Le Comité sénatorial permanent des droits de la personne demande de modifier le Code criminel afin de criminaliser explicitement la stérilisation forcée et contrainte.

Le comité sénatorial a déposé jeudi matin son deuxième rapport sur la stérilisation forcée et contrainte au Canada. En 2021, il avait soumis une première étude qui rappelait que l’opération était toujours pratiquée dans le pays. Dans cette deuxième partie, il énonce 13 recommandations pour mettre fin à cette « pratique inacceptable ».

L’élaboration des recommandations découle de plusieurs témoignages, dont neuf de la part de survivantes. Certaines confient s’être fait ligaturer les trompes de Fallope sans leur consentement alors qu’elles venaient tout juste d’accoucher. Celles qui avaient été brièvement mises en garde avant l’opération avaient reçu de l’information erronée. On leur indiquait que la stérilisation était réversible, ce qui est faux, peut-on lire dans le rapport du comité.

« Il est dans son intérêt qu’elle subisse cette intervention », s’était fait dire Nicole Rabbit, en 2001, par le personnel d’un hôpital en Saskatchewan.

Le droit à la procréation et le droit d’être maître de son corps sont protégés par la Charte des droits et libertés et la Convention contre la torture et autres peines ou traitements cruels, inhumains ou dégradants, rappelle le rapport. Si on la considère comme une voie de fait, une infliction de lésions corporelles et une voie de fait grave, la stérilisation forcée et contrainte est un crime. Il n’existe toutefois pas d’infraction formelle relative à l’intervention dans le Code criminel.

Comme des femmes continuent, encore aujourd’hui, d’être contraintes de se faire stériliser, le comité sénatorial demande que la pratique soit explicitement déclarée criminelle. « Si des médecins savaient qu’ils pouvaient possiblement subir des sanctions pénales, cela pourrait changer des comportements assez rapidement », a affirmé l’avocate Alisa Lombard, au comité.

Le Canada possède une longue histoire de stérilisation forcée et contrainte, essentiellement chez les femmes autochtones, racisées et handicapées. Les politiques de stérilisation découlent du mouvement eugénique des années 1920 visant à éliminer les peuples autochtones, indique le rapport.

Près de 1150 femmes du Nord du Canada ou traitées dans des hôpitaux fédéraux pour Autochtones auraient été stérilisées, révèlent des documents historiques cités dans le rapport par la Dre Karen Stote de l’Université Wilfrid-Laurier. Le comité sénatorial a recensé au total 12 000 femmes stérilisées de force, a expliqué la sénatrice Yvonne Boyer en conférence de presse jeudi matin.

Restaurer la confiance

Selon les témoignages, le racisme et la discrimination sont les facteurs dominants menant à des stérilisations forcées et contraintes. Les survivantes dénoncent les conséquences graves de cette « pratique odieuse », qui a toujours cours au pays.
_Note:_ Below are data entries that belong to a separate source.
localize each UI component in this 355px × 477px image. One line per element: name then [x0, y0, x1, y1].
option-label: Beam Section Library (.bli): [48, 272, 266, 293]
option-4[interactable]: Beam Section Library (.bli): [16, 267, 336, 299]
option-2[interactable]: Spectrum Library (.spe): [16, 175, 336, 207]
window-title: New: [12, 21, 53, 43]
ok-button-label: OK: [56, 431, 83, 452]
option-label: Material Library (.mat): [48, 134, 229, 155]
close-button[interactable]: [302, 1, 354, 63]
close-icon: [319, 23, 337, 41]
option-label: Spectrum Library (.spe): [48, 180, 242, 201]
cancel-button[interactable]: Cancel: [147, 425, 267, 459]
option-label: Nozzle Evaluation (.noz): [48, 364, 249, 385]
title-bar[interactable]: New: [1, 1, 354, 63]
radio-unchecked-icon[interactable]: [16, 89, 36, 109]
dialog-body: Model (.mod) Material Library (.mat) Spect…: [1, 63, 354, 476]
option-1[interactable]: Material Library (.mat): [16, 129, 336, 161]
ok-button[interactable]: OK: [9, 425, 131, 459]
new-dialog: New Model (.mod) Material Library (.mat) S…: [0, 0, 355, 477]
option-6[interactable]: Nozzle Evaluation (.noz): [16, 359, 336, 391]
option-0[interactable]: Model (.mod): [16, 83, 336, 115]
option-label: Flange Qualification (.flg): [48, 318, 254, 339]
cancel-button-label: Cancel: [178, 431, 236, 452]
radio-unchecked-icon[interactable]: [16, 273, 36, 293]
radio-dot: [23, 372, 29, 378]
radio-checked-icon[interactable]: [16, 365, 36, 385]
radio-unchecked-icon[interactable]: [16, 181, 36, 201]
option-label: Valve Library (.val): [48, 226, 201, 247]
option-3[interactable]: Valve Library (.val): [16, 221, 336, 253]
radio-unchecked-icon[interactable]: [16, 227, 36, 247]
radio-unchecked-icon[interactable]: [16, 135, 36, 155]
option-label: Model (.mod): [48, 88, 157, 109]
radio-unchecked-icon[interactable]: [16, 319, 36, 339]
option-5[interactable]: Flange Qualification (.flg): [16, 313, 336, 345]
Le comité sénatorial demande d’ailleurs une révision de la notion de consentement, alors que ces femmes ont été « manipulées » et « contraintes » à accepter l’intervention. Le consentement, c’est « permettre à une personne de faire un choix », a souligné la sénatrice Michèle Audette en conférence de presse.

La deuxième recommandation du rapport vise essentiellement à fournir aux associations médicales un cadre de consentement « clair et conforme aux principes juridiques en vigueur ».

Le comité sénatorial propose également que le gouvernement élabore un « régime de dédommagement » destiné aux victimes pour les souffrances subies. Des survivantes n’ont pas les moyens d’avoir recours à la fécondation in vitro, par exemple.

Les autres recommandations du comité portent essentiellement sur un resserrement des mesures nécessaires par le gouvernement pour assurer les suivis des investigations en matière de consentement et protéger adéquatement les patients. Des excuses officielles à la population canadienne sont également demandées.

Toujours selon le comité sénatorial, on ne peut avoir une idée précise de l’ampleur de la pratique des stérilisations forcées et contraintes au Canada, puisque peu de données sont recueillies. Des recherches ont été effectuées dans l’ouest du Canada, mais au Québec, les données sont « particulièrement déficientes », mentionne dans le rapport Suzy Basile, titulaire de la Chaire de recherche du Canada sur les enjeux relatifs aux femmes autochtones à l’Université du Québec en Abitibi-Témiscamingue.